Vardı, evet. En yakın arkadaşlarımdan birinin sesi. Biraz da benim çocukluk sesim. Hatta ikimizin de ilkokuldaki en yakın arkadaşının ismi Uğur olduğu için kitaptaki çocuğun en yakın arkadaşının ismi konusunda tereddüt etmedim. Zati yakından tanıdığım, birçok hissini ve fikrini bildiğim birinin bilmediğim çocukluğuna gittim bir nevi. Olup bitenler tamamen kurmaca alışılmış. Sadece ses tanıdık. O sesi alıp hayali bir ortamda, çok istediğini sandığı ama aslında hiç istemeyeceği bir durumun içine attım. Tuhaf bir şekilde kitap tam da bu arkadaşımın doğum gününde çıktı. Planlanmış bir şey değildi. Hayatın insanı hafifleten tesadüflerinden biri. Bu kitabı yazmaktaki ilk motivasyonum da onu ağlatmaktı aslında. Uzun vakittir ağlayamadığını ve ağlamak istediğini söylemişti. Ben de onu ağlatacak bir hikaye buldum.
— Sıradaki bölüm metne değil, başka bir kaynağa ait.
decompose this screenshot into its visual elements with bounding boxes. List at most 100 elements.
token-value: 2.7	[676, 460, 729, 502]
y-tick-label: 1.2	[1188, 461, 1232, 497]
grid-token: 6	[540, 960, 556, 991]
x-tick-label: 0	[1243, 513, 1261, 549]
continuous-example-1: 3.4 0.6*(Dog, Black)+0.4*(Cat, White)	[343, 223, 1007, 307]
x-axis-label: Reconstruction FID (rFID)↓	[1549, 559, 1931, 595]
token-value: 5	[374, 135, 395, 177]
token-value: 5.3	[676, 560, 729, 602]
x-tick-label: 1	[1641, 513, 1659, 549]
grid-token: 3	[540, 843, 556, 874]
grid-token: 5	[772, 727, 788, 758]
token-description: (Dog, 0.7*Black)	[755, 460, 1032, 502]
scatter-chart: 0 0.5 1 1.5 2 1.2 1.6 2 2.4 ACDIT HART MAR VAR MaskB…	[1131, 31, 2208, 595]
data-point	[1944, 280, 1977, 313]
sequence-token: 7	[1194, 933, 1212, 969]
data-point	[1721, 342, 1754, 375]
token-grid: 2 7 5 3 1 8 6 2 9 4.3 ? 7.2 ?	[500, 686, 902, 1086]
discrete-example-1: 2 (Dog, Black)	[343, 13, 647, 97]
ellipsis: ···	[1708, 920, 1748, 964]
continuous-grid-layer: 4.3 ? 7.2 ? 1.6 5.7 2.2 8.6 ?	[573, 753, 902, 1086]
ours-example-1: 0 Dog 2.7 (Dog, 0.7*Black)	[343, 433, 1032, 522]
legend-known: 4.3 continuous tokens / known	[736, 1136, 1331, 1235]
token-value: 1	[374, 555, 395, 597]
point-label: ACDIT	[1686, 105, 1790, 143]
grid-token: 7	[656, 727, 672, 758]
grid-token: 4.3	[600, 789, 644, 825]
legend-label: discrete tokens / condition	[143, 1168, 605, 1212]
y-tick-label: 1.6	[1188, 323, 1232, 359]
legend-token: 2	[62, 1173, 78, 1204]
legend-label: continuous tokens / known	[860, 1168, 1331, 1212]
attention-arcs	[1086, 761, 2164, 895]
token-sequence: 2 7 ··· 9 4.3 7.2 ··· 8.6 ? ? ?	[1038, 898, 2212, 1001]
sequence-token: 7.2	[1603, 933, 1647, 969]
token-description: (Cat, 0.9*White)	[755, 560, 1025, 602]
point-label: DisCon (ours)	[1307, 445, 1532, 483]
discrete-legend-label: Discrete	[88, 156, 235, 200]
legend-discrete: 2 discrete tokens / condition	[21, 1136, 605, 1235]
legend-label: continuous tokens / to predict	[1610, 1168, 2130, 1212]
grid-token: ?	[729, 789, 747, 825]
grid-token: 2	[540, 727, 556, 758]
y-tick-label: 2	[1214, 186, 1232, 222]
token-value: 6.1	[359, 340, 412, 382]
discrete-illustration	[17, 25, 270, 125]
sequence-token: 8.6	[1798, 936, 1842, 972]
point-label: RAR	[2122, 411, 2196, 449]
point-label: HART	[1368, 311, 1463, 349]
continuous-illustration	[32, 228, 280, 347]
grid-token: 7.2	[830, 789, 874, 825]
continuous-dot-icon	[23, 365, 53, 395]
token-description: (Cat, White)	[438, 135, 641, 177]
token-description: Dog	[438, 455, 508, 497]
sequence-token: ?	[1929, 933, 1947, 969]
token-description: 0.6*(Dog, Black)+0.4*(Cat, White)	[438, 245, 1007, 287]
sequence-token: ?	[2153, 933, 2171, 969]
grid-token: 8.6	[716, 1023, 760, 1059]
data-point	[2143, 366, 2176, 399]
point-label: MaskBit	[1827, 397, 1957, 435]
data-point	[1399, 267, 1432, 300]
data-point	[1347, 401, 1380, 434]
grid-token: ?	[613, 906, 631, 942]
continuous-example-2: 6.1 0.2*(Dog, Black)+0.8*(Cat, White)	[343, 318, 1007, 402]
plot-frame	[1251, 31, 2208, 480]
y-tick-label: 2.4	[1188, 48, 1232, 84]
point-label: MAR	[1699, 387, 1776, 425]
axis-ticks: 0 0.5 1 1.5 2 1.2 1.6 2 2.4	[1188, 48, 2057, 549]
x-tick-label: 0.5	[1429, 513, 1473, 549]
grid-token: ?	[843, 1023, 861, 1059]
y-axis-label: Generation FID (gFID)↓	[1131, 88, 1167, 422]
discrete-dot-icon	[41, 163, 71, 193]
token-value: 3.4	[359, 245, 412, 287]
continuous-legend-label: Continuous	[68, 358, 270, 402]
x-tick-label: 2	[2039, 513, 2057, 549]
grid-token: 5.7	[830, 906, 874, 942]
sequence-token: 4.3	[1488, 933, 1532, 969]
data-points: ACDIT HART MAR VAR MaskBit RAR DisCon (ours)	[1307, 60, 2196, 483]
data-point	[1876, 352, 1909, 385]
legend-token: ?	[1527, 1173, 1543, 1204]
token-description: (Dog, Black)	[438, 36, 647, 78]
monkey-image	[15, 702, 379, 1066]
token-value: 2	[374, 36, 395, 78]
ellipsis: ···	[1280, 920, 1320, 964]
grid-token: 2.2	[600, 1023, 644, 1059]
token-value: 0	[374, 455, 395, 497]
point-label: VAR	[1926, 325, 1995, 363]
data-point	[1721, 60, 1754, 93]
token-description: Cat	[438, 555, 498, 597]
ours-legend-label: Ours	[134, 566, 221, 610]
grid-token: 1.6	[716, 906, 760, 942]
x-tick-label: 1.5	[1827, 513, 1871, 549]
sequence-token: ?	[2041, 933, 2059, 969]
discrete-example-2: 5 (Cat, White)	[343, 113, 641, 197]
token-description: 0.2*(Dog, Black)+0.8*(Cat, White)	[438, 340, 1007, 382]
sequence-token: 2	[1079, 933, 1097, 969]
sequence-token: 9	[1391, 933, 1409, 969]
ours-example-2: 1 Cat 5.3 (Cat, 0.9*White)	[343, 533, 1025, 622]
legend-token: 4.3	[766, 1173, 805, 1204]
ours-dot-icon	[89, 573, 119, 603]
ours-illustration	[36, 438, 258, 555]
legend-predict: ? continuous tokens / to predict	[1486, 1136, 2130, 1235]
‘BAŞIMIZA GELEN FELAKETLERİN NEREDE BAŞLADIĞININ İZİNİ SÜRÜYORUM’
Kitabın başrolünde küçük bir çocuk olsa da aslında bir aile eleştirisi de var. Daha evvelki kitabınızın adı da ‘Aile Geleneği’. Aileyi masaya yatırmayı çok mu seviyorsunuz?
Başımıza gelen felaketlerin nerede, nasıl başladığının izini sürüyorum diyelim. Çocukluk her şeyin özeti.
Yazmaya başlamadan önce karakterlerinizi tanıyor musunuz yoksa yazarken, yolda mı tanışıyorsunuz? Karakterleriniz sizi şaşırtmayı başarıyor mu? Ya da şöyle sorayım: ‘Keşke Leyla’daki çocuk sizi şaşırtmayı başardı mı?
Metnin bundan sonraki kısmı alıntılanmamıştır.